Dizer uma cidade é rascunhar a partitura de uma polifonia. São muitas
línguas, sotaques vários, entonações dissonantes, dialetos cruzados. Uma cidade
se diz no local e no estrangeiro, porque aspira e se realiza como tal apenas no
ser cosmopolita. Depois de 27 anos nesta cidade, ainda não encontro resposta
para a indagação que certa vez me dirigiu um poeta, artista plástico e
jornalista local, hoje radicado em Belo Horizonte : “Por que Juiz de Fora não se tornou
cosmopolita?”
Apenas consigo acrescentar a esta uma outra pergunta: “Por que, mal aqui
desembarcam, os ‘estrangeiros’ se tornam juizforanos?” E ainda que não nos seja
possível definir objetivamente esse ser-juizforano,
ao menos um traço ressalta e contamina todos. Trata-se de um olhar
excessivamente crítico sobre a cidade, se não desprezo, uma indiferença, um
certo pas mal esnobe em relação ao clima, à topografia, à cultura, às questões
locais. Para esse enigmático ser-juizforano, a cidade é mera passagem, lugar de
trânsito e de eternos trânsfugas. Por isso, raros são os estrangeiros que
acrescentam à cor local as tonalidades de suas cidades e países.
A construção de uma identidade histórica e afetiva de Juiz de Fora deve
privilegiar estratégias de afirmação do cosmopolitismo, resgatando as origens
polifônicas da cidade (negros, alemães, sírios, italianos, portugueses,
libaneses etc.) e criando espaços para a incorporação de manifestações
multiculturais. A continuar o desperdício deste cosmopolitismo latente, Juiz de
Fora corre o risco não apenas de permanecer na contramão do provincianismo, mas
de declinar do papel de pólo regional, de cidade educadora, de paradigma da
Zona da Mata.
Trata-se, antes de tudo, de forjar uma identidade, uma imagem de Juiz de
Fora, na qual os seus habitantes possam ler o que a cidade produz e contém.

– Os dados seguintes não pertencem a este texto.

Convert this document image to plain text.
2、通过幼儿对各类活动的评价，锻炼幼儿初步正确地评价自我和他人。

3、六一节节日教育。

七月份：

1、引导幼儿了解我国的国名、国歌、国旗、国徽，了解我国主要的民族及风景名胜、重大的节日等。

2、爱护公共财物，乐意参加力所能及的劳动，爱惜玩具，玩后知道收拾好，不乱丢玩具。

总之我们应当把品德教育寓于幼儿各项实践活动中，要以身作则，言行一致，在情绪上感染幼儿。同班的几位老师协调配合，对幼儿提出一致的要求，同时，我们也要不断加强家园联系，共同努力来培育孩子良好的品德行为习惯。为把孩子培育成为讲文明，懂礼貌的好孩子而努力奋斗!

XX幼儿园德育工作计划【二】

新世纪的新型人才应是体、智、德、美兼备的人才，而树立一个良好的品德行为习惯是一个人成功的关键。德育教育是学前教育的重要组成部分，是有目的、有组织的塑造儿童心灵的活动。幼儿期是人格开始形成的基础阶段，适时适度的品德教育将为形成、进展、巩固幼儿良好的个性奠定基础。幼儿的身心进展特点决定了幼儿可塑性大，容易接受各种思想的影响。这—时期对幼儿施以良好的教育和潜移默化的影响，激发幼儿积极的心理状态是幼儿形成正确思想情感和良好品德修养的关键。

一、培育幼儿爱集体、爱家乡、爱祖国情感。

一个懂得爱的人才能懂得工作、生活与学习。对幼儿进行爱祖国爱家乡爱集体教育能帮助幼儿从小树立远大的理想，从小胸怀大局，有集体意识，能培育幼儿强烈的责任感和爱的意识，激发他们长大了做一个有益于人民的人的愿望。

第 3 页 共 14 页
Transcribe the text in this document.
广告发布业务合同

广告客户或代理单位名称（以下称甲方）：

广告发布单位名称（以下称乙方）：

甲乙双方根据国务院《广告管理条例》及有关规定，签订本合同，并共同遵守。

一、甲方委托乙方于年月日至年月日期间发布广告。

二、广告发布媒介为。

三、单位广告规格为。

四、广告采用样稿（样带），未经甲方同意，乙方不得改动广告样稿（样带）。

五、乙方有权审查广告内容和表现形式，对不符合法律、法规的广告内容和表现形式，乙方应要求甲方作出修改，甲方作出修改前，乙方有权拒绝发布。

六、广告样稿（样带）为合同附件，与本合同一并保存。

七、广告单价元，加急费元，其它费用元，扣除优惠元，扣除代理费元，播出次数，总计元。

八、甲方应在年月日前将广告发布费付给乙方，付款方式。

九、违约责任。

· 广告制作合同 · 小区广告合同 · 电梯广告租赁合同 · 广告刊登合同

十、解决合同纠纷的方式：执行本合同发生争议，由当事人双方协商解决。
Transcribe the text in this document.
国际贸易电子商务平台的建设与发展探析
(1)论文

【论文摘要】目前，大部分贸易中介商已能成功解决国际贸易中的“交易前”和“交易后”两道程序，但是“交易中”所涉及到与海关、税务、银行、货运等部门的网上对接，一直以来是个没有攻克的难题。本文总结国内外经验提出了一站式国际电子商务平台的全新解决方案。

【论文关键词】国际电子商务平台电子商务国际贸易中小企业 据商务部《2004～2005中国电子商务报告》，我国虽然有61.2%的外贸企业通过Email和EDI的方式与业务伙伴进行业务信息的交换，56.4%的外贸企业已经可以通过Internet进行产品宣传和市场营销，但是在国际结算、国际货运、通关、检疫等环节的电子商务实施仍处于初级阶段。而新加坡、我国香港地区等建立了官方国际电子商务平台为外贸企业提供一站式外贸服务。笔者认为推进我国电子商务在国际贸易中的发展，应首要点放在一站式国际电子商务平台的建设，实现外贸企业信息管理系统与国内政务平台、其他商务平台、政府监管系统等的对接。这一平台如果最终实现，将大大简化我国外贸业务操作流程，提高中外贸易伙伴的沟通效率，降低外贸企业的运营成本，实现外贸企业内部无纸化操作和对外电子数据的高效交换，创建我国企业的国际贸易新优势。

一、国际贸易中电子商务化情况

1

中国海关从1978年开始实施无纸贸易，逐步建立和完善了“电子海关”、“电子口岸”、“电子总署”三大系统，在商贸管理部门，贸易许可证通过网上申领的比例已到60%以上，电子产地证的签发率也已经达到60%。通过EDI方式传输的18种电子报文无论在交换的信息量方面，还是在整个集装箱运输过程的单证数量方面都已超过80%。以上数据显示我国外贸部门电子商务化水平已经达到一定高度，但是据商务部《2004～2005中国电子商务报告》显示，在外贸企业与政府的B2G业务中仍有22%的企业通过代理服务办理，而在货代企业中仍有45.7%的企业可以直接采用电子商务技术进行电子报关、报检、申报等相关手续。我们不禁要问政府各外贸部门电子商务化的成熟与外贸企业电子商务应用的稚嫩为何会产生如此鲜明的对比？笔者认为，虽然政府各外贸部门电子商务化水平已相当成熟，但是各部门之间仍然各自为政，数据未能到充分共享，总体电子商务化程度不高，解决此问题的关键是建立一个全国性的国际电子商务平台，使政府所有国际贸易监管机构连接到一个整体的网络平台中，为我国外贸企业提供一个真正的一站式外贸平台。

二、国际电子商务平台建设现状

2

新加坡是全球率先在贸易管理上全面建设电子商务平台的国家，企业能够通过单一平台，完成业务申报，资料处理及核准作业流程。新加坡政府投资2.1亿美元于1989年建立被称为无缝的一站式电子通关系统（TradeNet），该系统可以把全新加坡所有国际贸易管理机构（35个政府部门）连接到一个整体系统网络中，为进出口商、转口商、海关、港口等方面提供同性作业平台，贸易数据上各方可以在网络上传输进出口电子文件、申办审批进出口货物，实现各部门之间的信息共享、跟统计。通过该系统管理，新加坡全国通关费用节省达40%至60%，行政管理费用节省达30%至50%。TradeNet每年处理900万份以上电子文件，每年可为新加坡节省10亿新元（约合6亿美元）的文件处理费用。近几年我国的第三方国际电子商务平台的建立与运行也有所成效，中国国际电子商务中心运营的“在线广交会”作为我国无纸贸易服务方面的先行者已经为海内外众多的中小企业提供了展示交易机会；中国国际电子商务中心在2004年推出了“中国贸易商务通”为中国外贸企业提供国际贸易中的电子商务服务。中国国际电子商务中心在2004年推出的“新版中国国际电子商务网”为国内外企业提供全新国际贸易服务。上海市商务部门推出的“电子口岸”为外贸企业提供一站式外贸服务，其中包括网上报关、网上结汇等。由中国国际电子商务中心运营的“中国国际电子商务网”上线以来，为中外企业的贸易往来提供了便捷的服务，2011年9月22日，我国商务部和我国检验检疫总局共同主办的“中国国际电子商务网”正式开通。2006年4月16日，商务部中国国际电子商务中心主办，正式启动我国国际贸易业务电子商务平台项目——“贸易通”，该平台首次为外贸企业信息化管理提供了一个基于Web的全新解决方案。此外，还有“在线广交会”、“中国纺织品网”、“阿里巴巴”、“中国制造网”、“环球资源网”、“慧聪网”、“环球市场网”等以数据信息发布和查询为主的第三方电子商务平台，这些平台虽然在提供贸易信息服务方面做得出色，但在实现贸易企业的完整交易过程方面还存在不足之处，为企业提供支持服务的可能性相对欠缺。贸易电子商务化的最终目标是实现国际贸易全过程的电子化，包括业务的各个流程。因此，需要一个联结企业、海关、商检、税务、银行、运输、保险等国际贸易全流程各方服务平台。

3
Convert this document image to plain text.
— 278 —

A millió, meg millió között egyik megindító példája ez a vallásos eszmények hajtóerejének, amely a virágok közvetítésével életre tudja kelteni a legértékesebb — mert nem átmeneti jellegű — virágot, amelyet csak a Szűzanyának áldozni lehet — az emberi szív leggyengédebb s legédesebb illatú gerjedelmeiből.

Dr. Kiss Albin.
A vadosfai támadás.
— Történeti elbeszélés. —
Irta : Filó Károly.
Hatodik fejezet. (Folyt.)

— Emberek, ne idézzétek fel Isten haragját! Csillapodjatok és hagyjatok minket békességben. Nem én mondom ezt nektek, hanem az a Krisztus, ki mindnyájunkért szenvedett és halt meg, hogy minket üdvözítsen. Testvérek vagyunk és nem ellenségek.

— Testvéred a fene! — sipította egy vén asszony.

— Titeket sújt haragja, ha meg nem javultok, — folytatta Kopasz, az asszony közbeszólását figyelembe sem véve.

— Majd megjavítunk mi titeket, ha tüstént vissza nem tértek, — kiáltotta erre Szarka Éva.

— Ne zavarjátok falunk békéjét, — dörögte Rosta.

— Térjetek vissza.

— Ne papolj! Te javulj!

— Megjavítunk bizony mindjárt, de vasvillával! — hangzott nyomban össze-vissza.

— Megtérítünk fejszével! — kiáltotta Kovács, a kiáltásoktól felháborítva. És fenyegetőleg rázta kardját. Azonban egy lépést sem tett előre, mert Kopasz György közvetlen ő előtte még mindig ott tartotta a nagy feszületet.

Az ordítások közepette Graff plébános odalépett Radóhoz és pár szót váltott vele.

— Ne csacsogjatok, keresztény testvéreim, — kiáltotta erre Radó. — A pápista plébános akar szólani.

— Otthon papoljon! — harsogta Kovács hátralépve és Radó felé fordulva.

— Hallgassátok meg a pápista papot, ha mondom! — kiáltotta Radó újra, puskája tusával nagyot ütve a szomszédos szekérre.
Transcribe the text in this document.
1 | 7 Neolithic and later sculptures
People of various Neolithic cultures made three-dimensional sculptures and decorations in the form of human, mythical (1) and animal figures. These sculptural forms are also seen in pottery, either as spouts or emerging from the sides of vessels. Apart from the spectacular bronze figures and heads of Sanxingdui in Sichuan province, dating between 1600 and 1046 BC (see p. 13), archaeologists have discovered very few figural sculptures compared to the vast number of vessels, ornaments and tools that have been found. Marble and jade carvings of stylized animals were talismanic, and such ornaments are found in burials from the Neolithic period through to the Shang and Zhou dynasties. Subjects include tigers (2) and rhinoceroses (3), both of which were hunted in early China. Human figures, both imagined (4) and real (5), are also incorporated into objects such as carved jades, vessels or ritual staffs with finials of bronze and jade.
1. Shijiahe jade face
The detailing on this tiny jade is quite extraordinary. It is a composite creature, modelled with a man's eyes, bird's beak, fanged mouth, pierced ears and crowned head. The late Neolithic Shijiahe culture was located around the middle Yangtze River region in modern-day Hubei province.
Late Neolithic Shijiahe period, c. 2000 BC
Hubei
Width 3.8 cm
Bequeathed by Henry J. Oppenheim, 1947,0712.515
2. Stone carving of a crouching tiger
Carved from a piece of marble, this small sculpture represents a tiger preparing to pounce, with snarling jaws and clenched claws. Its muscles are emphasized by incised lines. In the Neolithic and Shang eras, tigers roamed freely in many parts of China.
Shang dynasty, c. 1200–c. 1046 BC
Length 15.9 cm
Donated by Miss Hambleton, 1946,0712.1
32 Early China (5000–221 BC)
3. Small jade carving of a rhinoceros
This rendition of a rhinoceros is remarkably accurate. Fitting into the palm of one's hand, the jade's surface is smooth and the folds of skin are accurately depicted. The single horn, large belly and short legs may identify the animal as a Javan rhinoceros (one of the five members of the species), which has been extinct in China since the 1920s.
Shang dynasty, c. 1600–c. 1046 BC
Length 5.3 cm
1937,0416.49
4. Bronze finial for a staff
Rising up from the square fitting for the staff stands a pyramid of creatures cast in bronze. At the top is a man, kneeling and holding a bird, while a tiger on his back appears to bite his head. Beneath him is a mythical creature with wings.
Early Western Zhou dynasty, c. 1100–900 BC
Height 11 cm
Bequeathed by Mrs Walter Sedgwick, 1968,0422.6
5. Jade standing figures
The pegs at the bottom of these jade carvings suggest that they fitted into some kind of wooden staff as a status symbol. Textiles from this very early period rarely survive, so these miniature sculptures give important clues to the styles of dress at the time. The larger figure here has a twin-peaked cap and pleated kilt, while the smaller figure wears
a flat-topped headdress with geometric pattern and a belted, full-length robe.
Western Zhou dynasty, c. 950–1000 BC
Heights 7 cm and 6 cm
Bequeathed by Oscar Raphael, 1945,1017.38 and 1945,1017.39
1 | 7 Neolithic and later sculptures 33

Desta forma, a mentalidade do ser-juizforano se fará disponível para acolher
todas as dimensões do outro, para acrescentar-se das mínimas diferenças do
estrangeiro. Seria desnecessário dizer que a urdidura desta imagem identitária
de Juiz de Fora deve passar necessariamente pela cultura e pela arte, pela
divulgação ampla e sistemática das representações literárias, plásticas e
teatrais que se fez e se faz da cidade. De modo que, tanto para os seus habitantes
quanto para os estrangeiros, Juiz de Fora se torne uma cidade visível.